For the majority of districts, it is not a matter of ideology. Administrators point to agreement with state learning standards, access to more funds, and deterrence of punitive state action on the basis of student performance on standardized tests. For $60 per pupil, Bluebonnet offers a short-term financial incentive to fiscally strapped districts, offering available funds previously out of reach.

Controversy and academic concerns

Universal application of the program aside, Bluebonnet has been a subject of mass controversy. The criticism is that its reading instructions downplayed historical facts by depicting the Founding Fathers such as George Washington and Thomas Jefferson to be morally against slavery without mentioning their ownership of slaves. Scriptural citations, including recitation of the biblical creation order, provoked concerns among groups that monitor civil liberties for what they perceive as potential infringements on students' rights against coercion in religion.

Its advocates note that the curriculum historicizes religion in US and world history and offers students carefully crafted, grade-level comprehension of abolition, Juneteenth, the Civil Rights Movement, and Black Texan achievements. Adoption is far from uniform, however: districts and charter schools invoke not challenging enough academics, i.e., phonics and science of reading, even while they implement the curriculum's math.

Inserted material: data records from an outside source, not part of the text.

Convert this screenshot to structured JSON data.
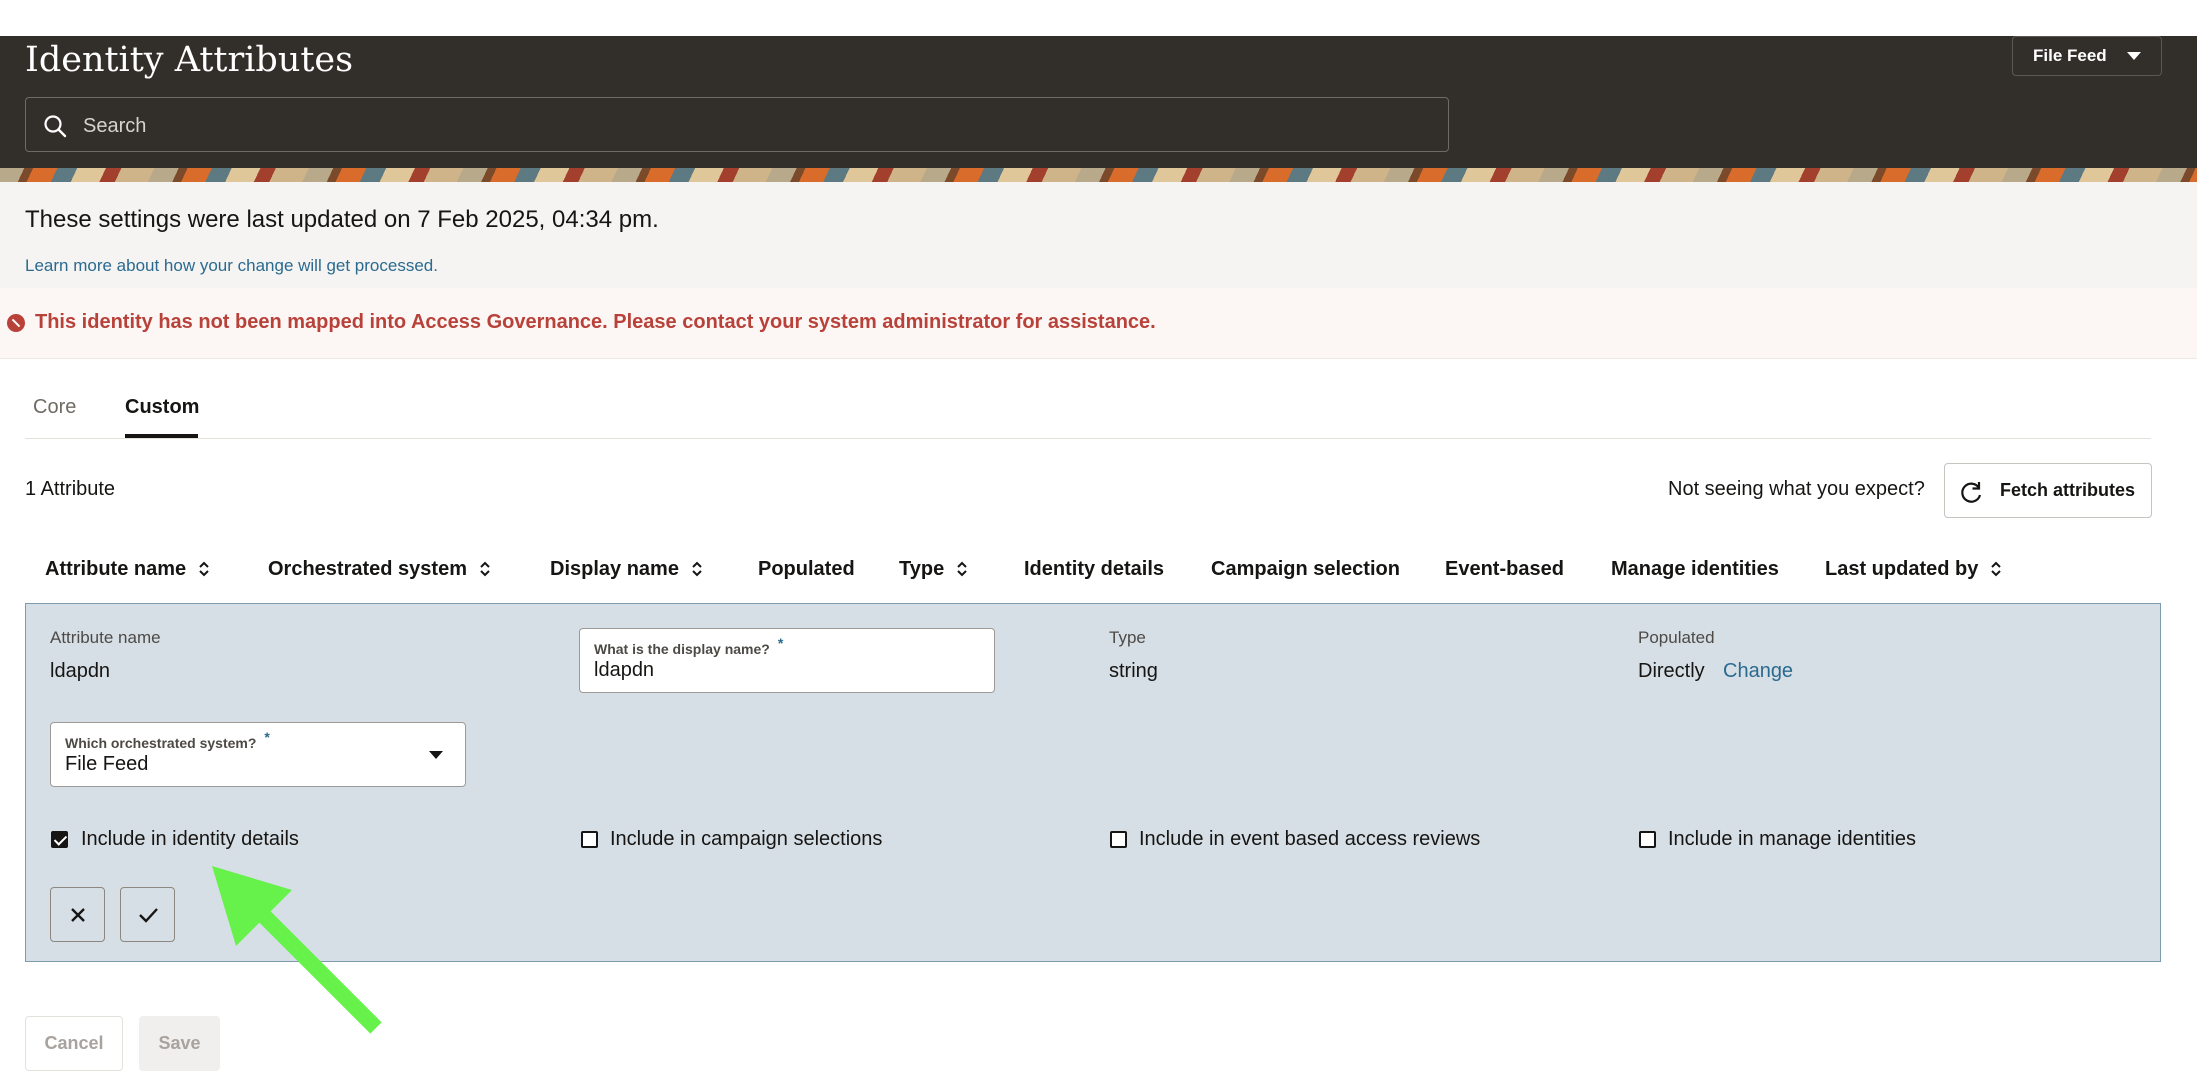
{
  "header": {
    "title": "Identity Attributes",
    "feed_selector": "File Feed",
    "search_placeholder": "Search"
  },
  "info": {
    "last_updated": "These settings were last updated on 7 Feb 2025, 04:34 pm.",
    "learn_more": "Learn more about how your change will get processed."
  },
  "error": {
    "message": "This identity has not been mapped into Access Governance. Please contact your system administrator for assistance."
  },
  "tabs": [
    {
      "label": "Core",
      "active": false
    },
    {
      "label": "Custom",
      "active": true
    }
  ],
  "toolbar": {
    "count": "1 Attribute",
    "not_seeing": "Not seeing what you expect?",
    "fetch_label": "Fetch attributes"
  },
  "table": {
    "columns": [
      {
        "label": "Attribute name",
        "sortable": true
      },
      {
        "label": "Orchestrated system",
        "sortable": true
      },
      {
        "label": "Display name",
        "sortable": true
      },
      {
        "label": "Populated",
        "sortable": false
      },
      {
        "label": "Type",
        "sortable": true
      },
      {
        "label": "Identity details",
        "sortable": false
      },
      {
        "label": "Campaign selection",
        "sortable": false
      },
      {
        "label": "Event-based",
        "sortable": false
      },
      {
        "label": "Manage identities",
        "sortable": false
      },
      {
        "label": "Last updated by",
        "sortable": true
      }
    ]
  },
  "edit": {
    "attribute_name_label": "Attribute name",
    "attribute_name": "ldapdn",
    "display_name_label": "What is the display name?",
    "display_name_value": "ldapdn",
    "type_label": "Type",
    "type_value": "string",
    "populated_label": "Populated",
    "populated_value": "Directly",
    "change_label": "Change",
    "system_label": "Which orchestrated system?",
    "system_value": "File Feed",
    "required_marker": "*",
    "checkboxes": [
      {
        "label": "Include in identity details",
        "checked": true
      },
      {
        "label": "Include in campaign selections",
        "checked": false
      },
      {
        "label": "Include in event based access reviews",
        "checked": false
      },
      {
        "label": "Include in manage identities",
        "checked": false
      }
    ]
  },
  "footer": {
    "cancel": "Cancel",
    "save": "Save"
  },
  "colors": {
    "header_bg": "#322e2a",
    "error": "#b8423a",
    "link": "#2b6a8f",
    "panel_bg": "#d6dfe6",
    "annotation_arrow": "#66f24a"
  }
}
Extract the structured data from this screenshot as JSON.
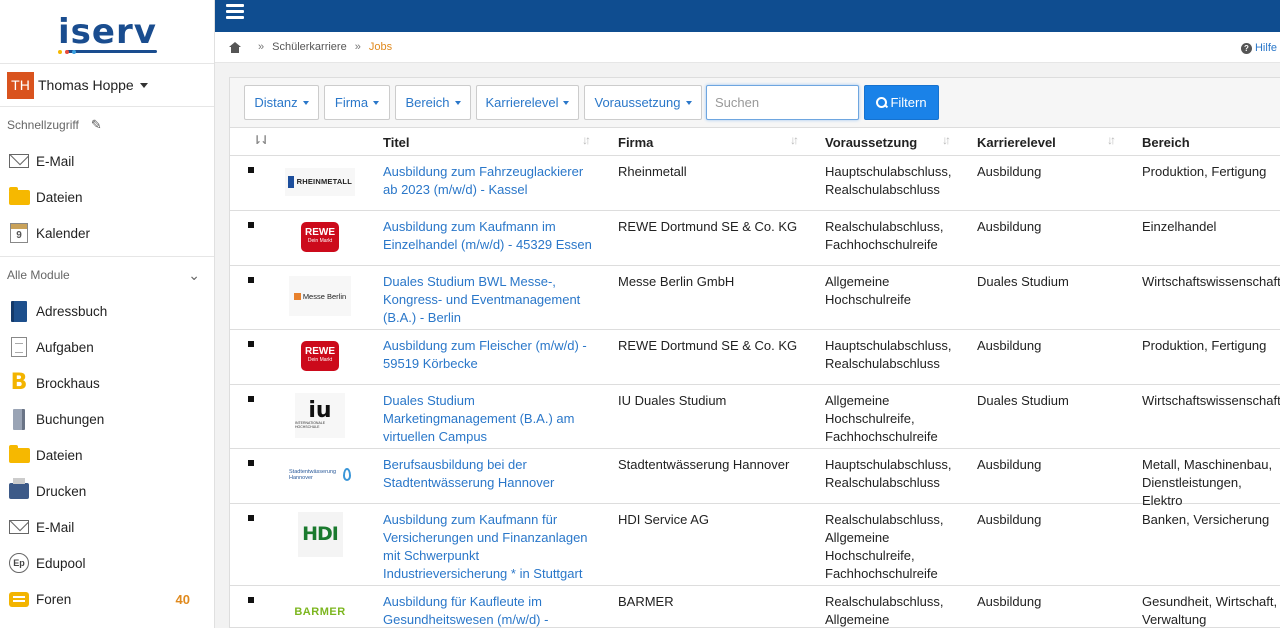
{
  "logo": {
    "text": "iserv"
  },
  "user": {
    "initials": "TH",
    "name": "Thomas Hoppe"
  },
  "sidebar": {
    "quick_access_label": "Schnellzugriff",
    "quick_items": [
      {
        "label": "E-Mail",
        "icon": "mail-icon"
      },
      {
        "label": "Dateien",
        "icon": "folder-icon"
      },
      {
        "label": "Kalender",
        "icon": "calendar-icon",
        "icon_text": "9"
      }
    ],
    "all_modules_label": "Alle Module",
    "modules": [
      {
        "label": "Adressbuch",
        "icon": "addressbook-icon"
      },
      {
        "label": "Aufgaben",
        "icon": "tasks-icon"
      },
      {
        "label": "Brockhaus",
        "icon": "brockhaus-icon",
        "icon_text": "B"
      },
      {
        "label": "Buchungen",
        "icon": "booking-icon"
      },
      {
        "label": "Dateien",
        "icon": "folder-icon"
      },
      {
        "label": "Drucken",
        "icon": "printer-icon"
      },
      {
        "label": "E-Mail",
        "icon": "mail-icon"
      },
      {
        "label": "Edupool",
        "icon": "edupool-icon",
        "icon_text": "Ep"
      },
      {
        "label": "Foren",
        "icon": "forum-icon",
        "badge": "40"
      }
    ]
  },
  "breadcrumb": {
    "items": [
      "Schülerkarriere"
    ],
    "active": "Jobs"
  },
  "help_label": "Hilfe",
  "filters": {
    "buttons": [
      "Distanz",
      "Firma",
      "Bereich",
      "Karrierelevel",
      "Voraussetzung"
    ],
    "search_placeholder": "Suchen",
    "filter_button": "Filtern"
  },
  "table": {
    "columns": [
      "Titel",
      "Firma",
      "Voraussetzung",
      "Karrierelevel",
      "Bereich"
    ],
    "rows": [
      {
        "logo_text": "RHEINMETALL",
        "title": "Ausbildung zum Fahrzeuglackierer ab 2023 (m/w/d) - Kassel",
        "firma": "Rheinmetall",
        "voraussetzung": "Hauptschulabschluss, Realschulabschluss",
        "level": "Ausbildung",
        "bereich": "Produktion, Fertigung"
      },
      {
        "logo_text": "REWE",
        "logo_sub": "Dein Markt",
        "title": "Ausbildung zum Kaufmann im Einzelhandel (m/w/d) - 45329 Essen",
        "firma": "REWE Dortmund SE & Co. KG",
        "voraussetzung": "Realschulabschluss, Fachhochschulreife",
        "level": "Ausbildung",
        "bereich": "Einzelhandel"
      },
      {
        "logo_text": "Messe Berlin",
        "title": "Duales Studium BWL Messe-, Kongress- und Eventmanagement (B.A.) - Berlin",
        "firma": "Messe Berlin GmbH",
        "voraussetzung": "Allgemeine Hochschulreife",
        "level": "Duales Studium",
        "bereich": "Wirtschaftswissenschaften"
      },
      {
        "logo_text": "REWE",
        "logo_sub": "Dein Markt",
        "title": "Ausbildung zum Fleischer (m/w/d) - 59519 Körbecke",
        "firma": "REWE Dortmund SE & Co. KG",
        "voraussetzung": "Hauptschulabschluss, Realschulabschluss",
        "level": "Ausbildung",
        "bereich": "Produktion, Fertigung"
      },
      {
        "logo_text": "iu",
        "logo_sub": "INTERNATIONALE HOCHSCHULE",
        "title": "Duales Studium Marketingmanagement (B.A.) am virtuellen Campus",
        "firma": "IU Duales Studium",
        "voraussetzung": "Allgemeine Hochschulreife, Fachhochschulreife",
        "level": "Duales Studium",
        "bereich": "Wirtschaftswissenschaften"
      },
      {
        "logo_text": "Stadtentwässerung Hannover",
        "title": "Berufsausbildung bei der Stadtentwässerung Hannover",
        "firma": "Stadtentwässerung Hannover",
        "voraussetzung": "Hauptschulabschluss, Realschulabschluss",
        "level": "Ausbildung",
        "bereich": "Metall, Maschinenbau, Dienstleistungen, Elektro"
      },
      {
        "logo_text": "HDI",
        "title": "Ausbildung zum Kaufmann für Versicherungen und Finanzanlagen mit Schwerpunkt Industrieversicherung * in Stuttgart",
        "firma": "HDI Service AG",
        "voraussetzung": "Realschulabschluss, Allgemeine Hochschulreife, Fachhochschulreife",
        "level": "Ausbildung",
        "bereich": "Banken, Versicherung"
      },
      {
        "logo_text": "BARMER",
        "title": "Ausbildung für Kaufleute im Gesundheitswesen (m/w/d) -",
        "firma": "BARMER",
        "voraussetzung": "Realschulabschluss, Allgemeine",
        "level": "Ausbildung",
        "bereich": "Gesundheit, Wirtschaft, Verwaltung"
      }
    ]
  },
  "colors": {
    "topbar": "#0f4d90",
    "link": "#2a77c9",
    "accent": "#e08a1e",
    "avatar": "#d9531e",
    "filter_button": "#1a82e8"
  }
}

Implementation is difficult. Teachers have to weigh state alignment against the requirement to retain inclusiveness for multicultural students. Rural, politically conservative districts have found curriculum less difficult to implement, but urban districts are behind. Teachers are encouraged to preview lessons in advance and involve parents openly, thus religious content does not lead to segmentation or feeling excluded in class.

Bluebonnet reflects larger policy currents in Texas, where public schools are increasingly linked with right-wing cultural values. Its enforcement reveals the thin line between funding incentives, state-directed curricula, educational quality, and cultural inclusion. Districts' solutions to these tensions in the months ahead will define classroom life as well as the ongoing national conversation on the place of religion in public schools.